Aşırı sıcakları sera gazlarına bağlıyorlar. (Evet sera gazlarının etkisi vardır. Bunu gözlerimle gördüm. Bursa'ya doğal gaz gelmeden önce hava kirliliği o kadar fazlaydı ki, Ulu dağa teleferikle çıkarken gözlenebiliyordu. Belirli seviyeyi geçince sarı bir hava tabakası Bursa'nın üzerini örtmüş görüyordum. Bu tabakanın altında sıcaktan terliyor, üstünde ise soğuktan donuyordum. Doğal gaz bağlandıktan sonra bu sarı hava tabakası kayboldu. İşte bu sera gazı etkisiydi.) 
Aşırı sıcaklar, galiba daha büyük bir şey. Bence daha çok güneşteki kimyasal reaksiyon değişikliğine bağlı. 10 sene önce Antalyalıları Atilla buraya getirdiği yıl aynı şekilde aşırı sıcaklar olmuştu.
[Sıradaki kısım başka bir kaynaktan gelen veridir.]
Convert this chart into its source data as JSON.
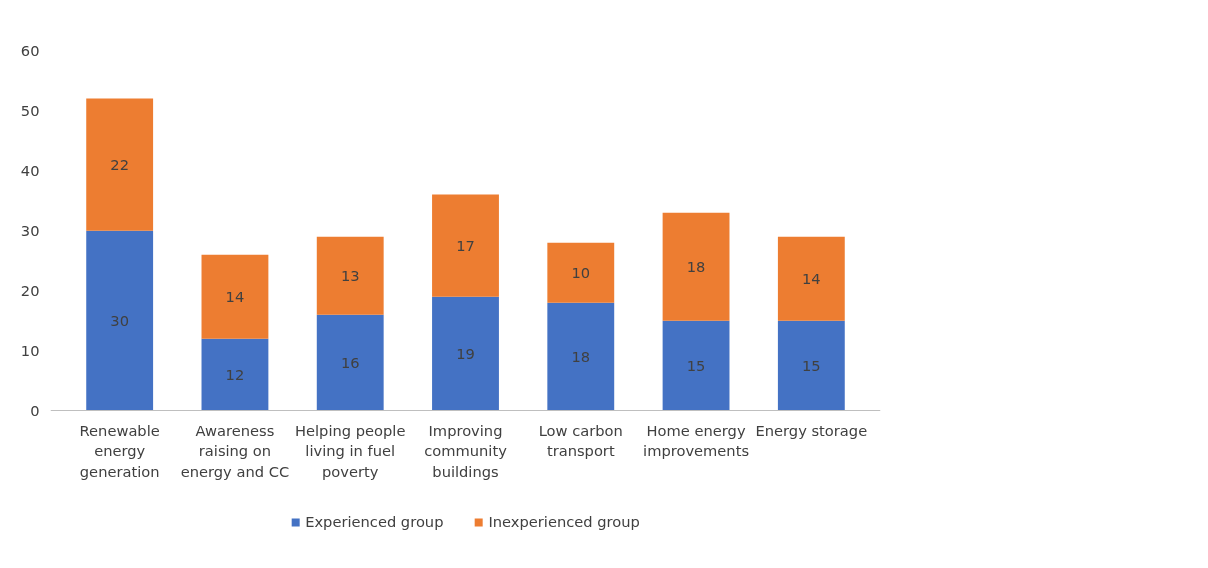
{
  "chart_data": {
    "type": "bar",
    "stacked": true,
    "categories": [
      "Renewable energy generation",
      "Awareness raising on energy and CC",
      "Helping people living in fuel poverty",
      "Improving community buildings",
      "Low carbon transport",
      "Home energy improvements",
      "Energy storage"
    ],
    "series": [
      {
        "name": "Experienced group",
        "color": "#4472c4",
        "values": [
          30,
          12,
          16,
          19,
          18,
          15,
          15
        ]
      },
      {
        "name": "Inexperienced group",
        "color": "#ed7d31",
        "values": [
          22,
          14,
          13,
          17,
          10,
          18,
          14
        ]
      }
    ],
    "ylim": [
      0,
      60
    ],
    "yticks": [
      0,
      10,
      20,
      30,
      40,
      50,
      60
    ],
    "data_labels": true,
    "grid": false,
    "legend": "bottom"
  }
}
Dün burada 39 derece idi piştik, bu gün üşüyorum. Burada hava kirliliği de yok.
Güneşteki aşırı fisyonik reaksiyonlar (küçük atomların birleşip daha büyük atomun meydana gelmesi yani iki hidrojen atomunun birleşip bir helyum atomu meydana getirmesi. Bunun tersi nükleer reaksiyon oluyor. Bilim bu reaksiyonu gerçekleştirmeye çalışıyor. Henüz verim elde edilemedi.) güneş patlamalarına neden oluyor. Bu da güneşin mevcut enerjisini artırıp çevresinin aşırı ısınmasına sebep oluyor.
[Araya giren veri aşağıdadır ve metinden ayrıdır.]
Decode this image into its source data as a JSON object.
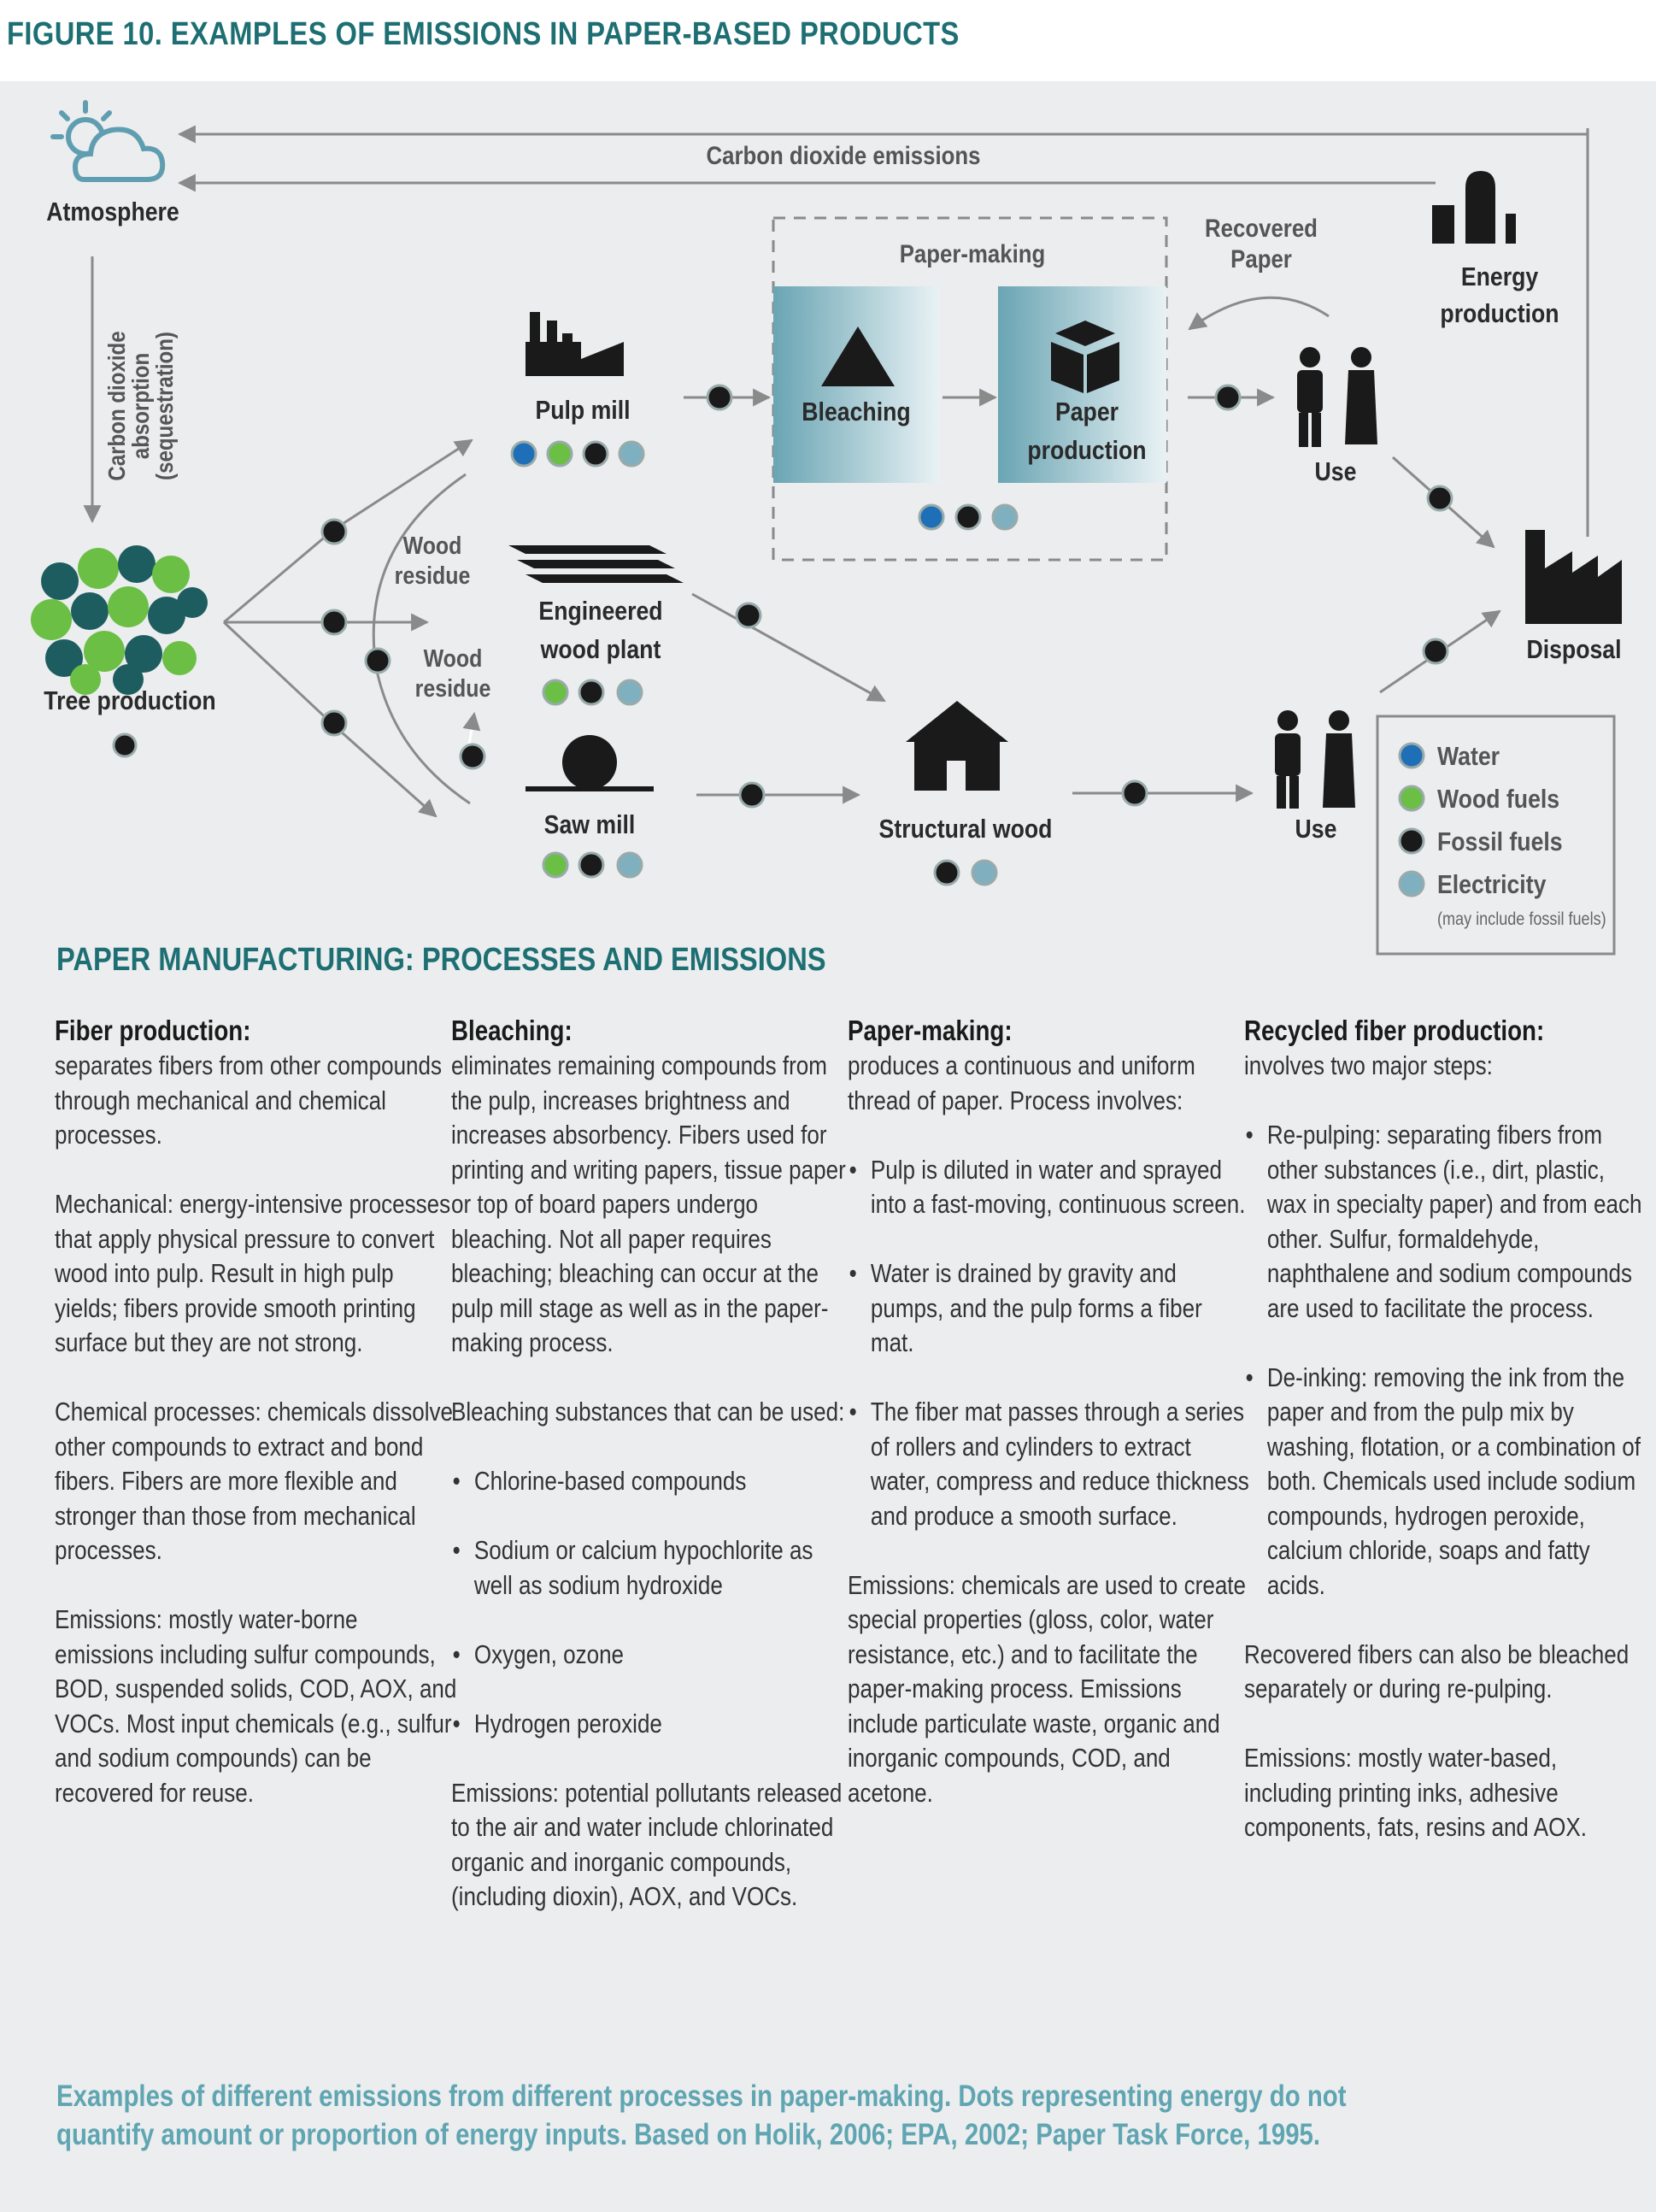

Aşırı sıcaklık denizlerin ısınıp buharlaşmasına. Buda aşırı yağışlara neden oluyor.
Son günlerde en çok dillendirilen şey küresel ısınma ve 2023 yılının son yıllarda yaşanan en sıcak yıl olduğu, aşırı yağışlar nedeniyle Pakistan ve Libya'da meydana gelen sel baskınlarında büyük sayıda can kayıplarının meydana gelmesi.
Çocukluğumda yaptığım gözlemlerde dünyadaki iklimin standart olmadığı ve meydana gelen değişliklerdi. Ama bu kimsenin dikkatini çekmiyordu.
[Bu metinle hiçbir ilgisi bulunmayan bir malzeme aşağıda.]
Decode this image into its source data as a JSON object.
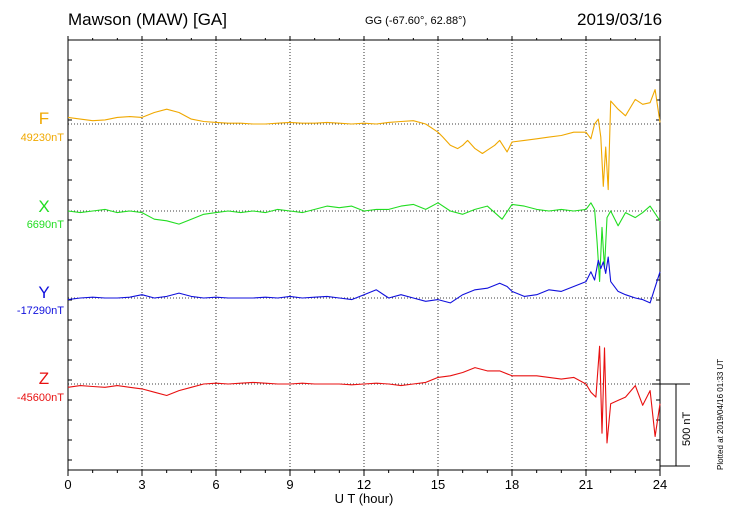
{
  "header": {
    "title": "Mawson (MAW)  [GA]",
    "coordinates": "GG (-67.60°,  62.88°)",
    "date": "2019/03/16"
  },
  "footer": {
    "plotted": "Plotted at 2019/04/16 01:33 UT",
    "scale_bar_label": "500 nT"
  },
  "chart_data": {
    "type": "line",
    "xlabel": "U T (hour)",
    "xlim": [
      0,
      24
    ],
    "x_ticks": [
      0,
      3,
      6,
      9,
      12,
      15,
      18,
      21,
      24
    ],
    "grid": true,
    "scale_bar_nT": 500,
    "series": [
      {
        "name": "F",
        "baseline_label": "49230nT",
        "baseline_nT": 49230,
        "color": "#f0a800",
        "x": [
          0,
          0.5,
          1,
          1.5,
          2,
          2.5,
          3,
          3.5,
          4,
          4.5,
          5,
          5.5,
          6,
          6.5,
          7,
          7.5,
          8,
          8.5,
          9,
          9.5,
          10,
          10.5,
          11,
          11.5,
          12,
          12.5,
          13,
          13.5,
          14,
          14.5,
          15,
          15.2,
          15.5,
          15.8,
          16,
          16.2,
          16.5,
          16.8,
          17,
          17.3,
          17.5,
          17.8,
          18,
          18.5,
          19,
          19.5,
          20,
          20.5,
          21,
          21.2,
          21.35,
          21.5,
          21.6,
          21.7,
          21.8,
          21.9,
          22,
          22.3,
          22.6,
          23,
          23.3,
          23.6,
          23.8,
          24
        ],
        "y": [
          49270,
          49260,
          49250,
          49255,
          49270,
          49275,
          49270,
          49300,
          49320,
          49300,
          49260,
          49245,
          49240,
          49235,
          49235,
          49230,
          49230,
          49235,
          49240,
          49235,
          49235,
          49240,
          49235,
          49230,
          49235,
          49230,
          49240,
          49245,
          49250,
          49230,
          49180,
          49150,
          49100,
          49080,
          49100,
          49130,
          49080,
          49050,
          49070,
          49100,
          49130,
          49060,
          49120,
          49130,
          49140,
          49150,
          49160,
          49180,
          49180,
          49140,
          49230,
          49260,
          49150,
          48850,
          49090,
          48830,
          49370,
          49320,
          49280,
          49380,
          49350,
          49360,
          49440,
          49240
        ]
      },
      {
        "name": "X",
        "baseline_label": "6690nT",
        "baseline_nT": 6690,
        "color": "#22dd22",
        "x": [
          0,
          0.5,
          1,
          1.5,
          2,
          2.5,
          3,
          3.5,
          4,
          4.5,
          5,
          5.5,
          6,
          6.5,
          7,
          7.5,
          8,
          8.5,
          9,
          9.5,
          10,
          10.5,
          11,
          11.5,
          12,
          12.5,
          13,
          13.5,
          14,
          14.5,
          15,
          15.5,
          16,
          16.5,
          17,
          17.3,
          17.6,
          18,
          18.5,
          19,
          19.5,
          20,
          20.5,
          21,
          21.2,
          21.35,
          21.45,
          21.55,
          21.65,
          21.75,
          21.85,
          22,
          22.3,
          22.6,
          23,
          23.3,
          23.6,
          24
        ],
        "y": [
          6690,
          6680,
          6690,
          6700,
          6680,
          6690,
          6680,
          6640,
          6630,
          6610,
          6640,
          6670,
          6680,
          6690,
          6680,
          6690,
          6680,
          6700,
          6690,
          6680,
          6700,
          6720,
          6710,
          6720,
          6690,
          6700,
          6700,
          6720,
          6730,
          6700,
          6740,
          6690,
          6670,
          6700,
          6720,
          6680,
          6640,
          6730,
          6720,
          6700,
          6690,
          6700,
          6690,
          6700,
          6740,
          6700,
          6500,
          6260,
          6590,
          6340,
          6650,
          6690,
          6600,
          6680,
          6650,
          6680,
          6720,
          6630
        ]
      },
      {
        "name": "Y",
        "baseline_label": "-17290nT",
        "baseline_nT": -17290,
        "color": "#1010dd",
        "x": [
          0,
          0.5,
          1,
          1.5,
          2,
          2.5,
          3,
          3.5,
          4,
          4.5,
          5,
          5.5,
          6,
          6.5,
          7,
          7.5,
          8,
          8.5,
          9,
          9.5,
          10,
          10.5,
          11,
          11.5,
          12,
          12.5,
          13,
          13.5,
          14,
          14.5,
          15,
          15.5,
          16,
          16.5,
          17,
          17.5,
          17.8,
          18,
          18.5,
          19,
          19.5,
          20,
          20.5,
          21,
          21.2,
          21.35,
          21.5,
          21.6,
          21.7,
          21.8,
          21.9,
          22,
          22.3,
          22.6,
          23,
          23.3,
          23.6,
          24
        ],
        "y": [
          -17300,
          -17290,
          -17285,
          -17290,
          -17290,
          -17285,
          -17270,
          -17290,
          -17280,
          -17260,
          -17280,
          -17290,
          -17285,
          -17290,
          -17290,
          -17290,
          -17285,
          -17290,
          -17280,
          -17290,
          -17285,
          -17280,
          -17290,
          -17300,
          -17270,
          -17240,
          -17290,
          -17270,
          -17290,
          -17310,
          -17300,
          -17320,
          -17270,
          -17240,
          -17230,
          -17200,
          -17220,
          -17250,
          -17280,
          -17270,
          -17240,
          -17250,
          -17220,
          -17190,
          -17130,
          -17180,
          -17060,
          -17110,
          -17070,
          -17140,
          -17040,
          -17190,
          -17250,
          -17270,
          -17290,
          -17300,
          -17320,
          -17130
        ]
      },
      {
        "name": "Z",
        "baseline_label": "-45600nT",
        "baseline_nT": -45600,
        "color": "#e81010",
        "x": [
          0,
          0.5,
          1,
          1.5,
          2,
          2.5,
          3,
          3.5,
          4,
          4.5,
          5,
          5.5,
          6,
          6.5,
          7,
          7.5,
          8,
          8.5,
          9,
          9.5,
          10,
          10.5,
          11,
          11.5,
          12,
          12.5,
          13,
          13.5,
          14,
          14.5,
          15,
          15.5,
          16,
          16.5,
          17,
          17.5,
          18,
          18.5,
          19,
          19.5,
          20,
          20.5,
          21,
          21.2,
          21.4,
          21.55,
          21.65,
          21.75,
          21.85,
          22,
          22.3,
          22.6,
          23,
          23.3,
          23.6,
          23.8,
          24
        ],
        "y": [
          -45620,
          -45610,
          -45615,
          -45620,
          -45610,
          -45620,
          -45630,
          -45650,
          -45670,
          -45640,
          -45620,
          -45600,
          -45595,
          -45600,
          -45595,
          -45590,
          -45595,
          -45600,
          -45600,
          -45595,
          -45600,
          -45600,
          -45600,
          -45605,
          -45600,
          -45595,
          -45600,
          -45610,
          -45600,
          -45590,
          -45560,
          -45550,
          -45530,
          -45500,
          -45520,
          -45520,
          -45550,
          -45550,
          -45550,
          -45560,
          -45570,
          -45560,
          -45600,
          -45650,
          -45680,
          -45370,
          -45900,
          -45380,
          -45960,
          -45720,
          -45700,
          -45680,
          -45610,
          -45730,
          -45640,
          -45920,
          -45720
        ]
      }
    ]
  }
}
İlk ve Orta okul yıllarında okular açıldığı zamanda biz köyde lazutları (Mısırları) keserdik lazutların çalaları (Gövdeleri) kesim zamanında iyice sararıp solardı. Orta okul yıllarında sararma giderek azalırdı. Lise yıllarında aynı zamanda kestiğimiz lazutların çalaları yeşil kalırdı. Bu da iklim değişikliğini gösteriyor. Yani lise yıllarında ilk ve orta okul yıllarına göre havalar daha soğuk geçmiş.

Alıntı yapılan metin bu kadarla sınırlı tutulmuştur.